One or possibly two shots entered our house. Fortunately we heard some shots before that didn’t hit the house and we hit the deck, so the only injuries were a scraped elbow and some minor damage to the house. The police showed us where the shooter had fired from and it was clear this individual didn’t know how to handle a gun at all. There were bullet scores on our neighbors tree quite high up, and shell casings all over the ground next to a house occupied by a family with kids.
I definitely feel that more restrictive gun ownership legislation would have prevented this asshole from going out to conduct his petty exercise in such a thoughtless way. I also remember how my first husband, a diagnosed schizophrenic, was able to walk down the street to a neighbor’s house and buy a gun (this was in Texas).

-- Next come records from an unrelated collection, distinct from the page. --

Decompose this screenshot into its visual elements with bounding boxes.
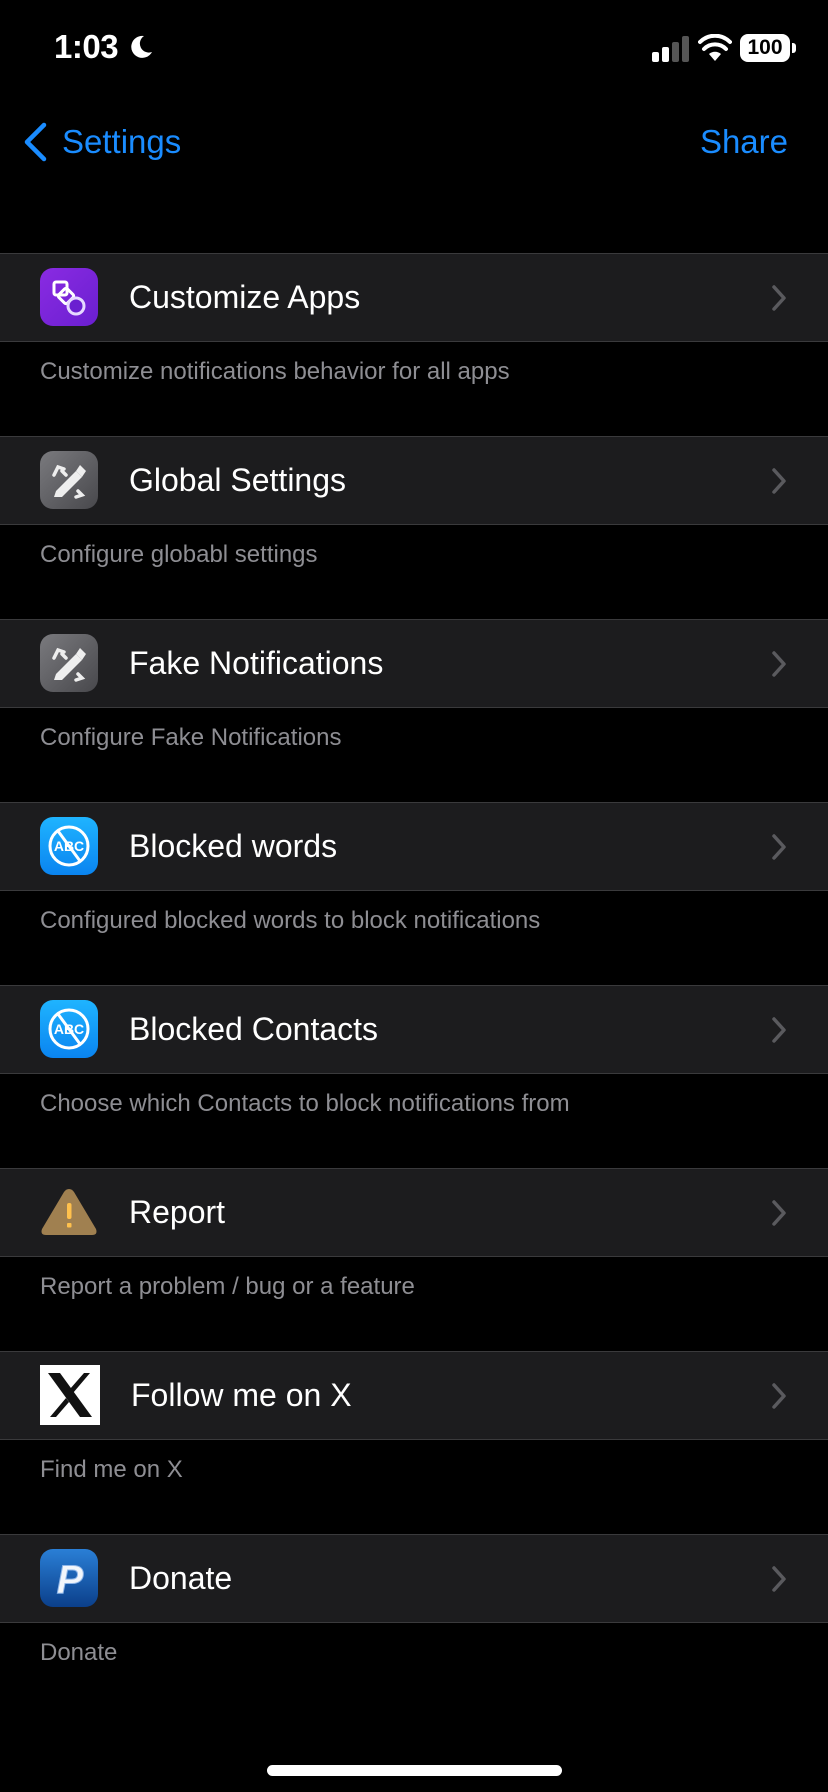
chevron-right-icon [772,834,786,860]
x-logo-icon [40,1365,100,1425]
cell-title: Follow me on X [131,1377,352,1413]
cell-report[interactable]: Report [0,1168,828,1257]
cell-footer: Customize notifications behavior for all… [40,358,510,385]
battery-indicator: 100 [740,34,790,62]
status-time: 1:03 [54,28,119,65]
moon-icon [131,35,152,58]
cell-title: Fake Notifications [129,645,384,681]
wifi-icon [698,34,732,61]
shapes-icon [40,268,98,326]
chevron-right-icon [772,1017,786,1043]
settings-group: P Donate Donate [0,1534,828,1701]
paypal-letter: P [57,1558,84,1602]
cell-global-settings[interactable]: Global Settings [0,436,828,525]
cell-footer: Configure Fake Notifications [40,724,342,751]
paypal-icon: P [40,1549,98,1607]
cell-footer: Find me on X [40,1456,183,1483]
chevron-left-icon [24,122,47,162]
settings-group: Report Report a problem / bug or a featu… [0,1168,828,1335]
chevron-right-icon [772,285,786,311]
battery-tip [792,43,796,53]
cell-title: Donate [129,1560,233,1596]
settings-group: ABC Blocked words Configured blocked wor… [0,802,828,969]
cell-fake-notifications[interactable]: Fake Notifications [0,619,828,708]
settings-group: Follow me on X Find me on X [0,1351,828,1518]
cell-footer: Donate [40,1639,118,1666]
status-bar: 1:03 100 [0,0,828,100]
chevron-right-icon [772,1200,786,1226]
cell-title: Global Settings [129,462,347,498]
chevron-right-icon [772,1566,786,1592]
chevron-right-icon [772,1383,786,1409]
cellular-signal-icon [652,36,689,62]
cell-title: Blocked Contacts [129,1011,379,1047]
blocked-abc-icon: ABC [40,1000,98,1058]
tools-icon [40,451,98,509]
cell-donate[interactable]: P Donate [0,1534,828,1623]
settings-group: Global Settings Configure globabl settin… [0,436,828,603]
cell-follow-on-x[interactable]: Follow me on X [0,1351,828,1440]
cell-title: Blocked words [129,828,338,864]
tools-icon [40,634,98,692]
cell-blocked-words[interactable]: ABC Blocked words [0,802,828,891]
cell-footer: Report a problem / bug or a feature [40,1273,415,1300]
chevron-right-icon [772,651,786,677]
navigation-bar: Settings Share [0,100,828,180]
blocked-abc-icon: ABC [40,817,98,875]
cell-footer: Choose which Contacts to block notificat… [40,1090,570,1117]
settings-group: ABC Blocked Contacts Choose which Contac… [0,985,828,1152]
cell-footer: Configure globabl settings [40,541,318,568]
cell-blocked-contacts[interactable]: ABC Blocked Contacts [0,985,828,1074]
cell-customize-apps[interactable]: Customize Apps [0,253,828,342]
abc-text: ABC [54,1021,84,1037]
abc-text: ABC [54,838,84,854]
chevron-right-icon [772,468,786,494]
back-button[interactable]: Settings [22,120,181,164]
cell-footer: Configured blocked words to block notifi… [40,907,541,934]
settings-group: Customize Apps Customize notifications b… [0,253,828,420]
warning-icon [40,1183,98,1241]
share-button[interactable]: Share [700,120,788,164]
settings-group: Fake Notifications Configure Fake Notifi… [0,619,828,786]
cell-title: Report [129,1194,226,1230]
cell-title: Customize Apps [129,279,361,315]
home-indicator[interactable] [267,1765,562,1776]
back-label: Settings [62,123,182,160]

I’d be a lot happier and feel a lot safer if only law enforcement, military, and a few national parks personnel had legal access to firearms of any kind – and even theirs should be carefully monitored so they couldn’t take out their service weapons and use them on other people outside of the conduct of their duties. Think of how many less police shootings there would be if the police didn’t have to assume an object in a suspect’s hand is a gun.
“Shut the fuck up. People died. Because of guns.”